The state House voted 89-28 in July to approve a compromise gun deal that preserves local gun laws, including Chicago and Cook County’s bans on assault weapons, and keeps gun owners from carrying their loaded weapons on public trains and buses. It hands gun owners a potent new right that would end the state’s last-in-the-nation prohibition on concealed carry.
Before concealed carry applications can even be filed, American Medical Resource Institute is offering a 16-hour class titles “Illinois Concealed Carry Training Course,” to promote gun safety. The program aims to help participants convert what they learn in a controlled setting to help them make accurate and safe decisions under pressure.
Since 1984, the post-graduate medical organization has offered educational programs in advanced pharmacology, trauma anesthesia and cardiac life support. Its public safety department will offer the firearms training.
“We want to teach people how to behave properly,” Olesen said. “Our approach is more tactical.”
The curriculum puts students through dry-fire exercises with inert and laser guns followed by live-fire practice at a firing range. Students can opt to take a free CPR certification course as well.
The institute’s staff includes nationally certified firearms instructors and safety officers. Other instructors have legal expertise or experience in trauma, medicine or tactical situations.
The class will primarily be taught at the Holiday Inn Express & Suites, 197 S. Rand Road, Lake Zurich. Live-fire practice will be held at a range in Crystal Lake.
American Medical Resource Institute meets all the criteria, Olesen said, but while drafting the curriculum, institute staff realized that training courses in the area made no mention of holsters or how to hold a gun in a crowded room, among other important aspects of concealed carry.
“If I put my gun in my pocket ... that’s one way to get shot,” Olesen said.
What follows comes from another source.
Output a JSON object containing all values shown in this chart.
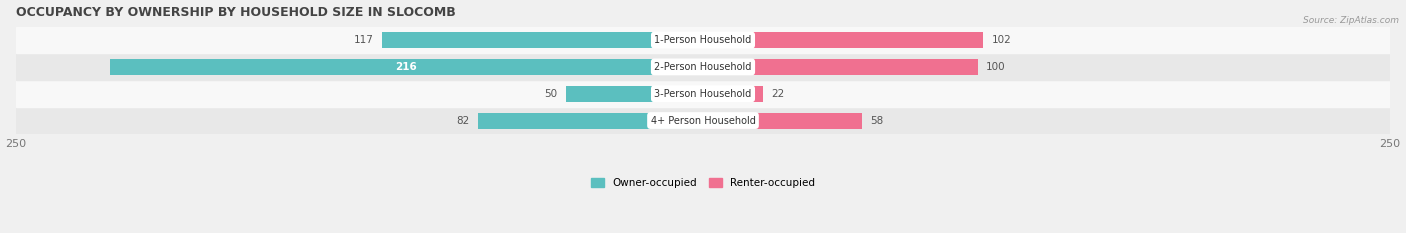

Olesen said the class also proves a mini-course on human relations because it teaches students how to properly interact with law enforcement. Students learn how to develop strategies for conflict resolution that don’t involve weapons.
Before participants pick up a gun, the course teaches students how to first identify the risk of the situation, determine how they could resolve the conflict without violence and ways to de-escalate a situation.
“It’s OK to walk away,” Olesen said.
The institute’s training course satisfies the state’s 16-hour firearms training requirement. After completing the course, the institute will issue students a certificate to be forwarded to the state police with their applications for the concealed carry license.
A four-session course starts Dec. 9 with classroom time from 5 to 10 p.m. A three-session course starts Jan. 4 with training from 9 a.m. to 5 p.m.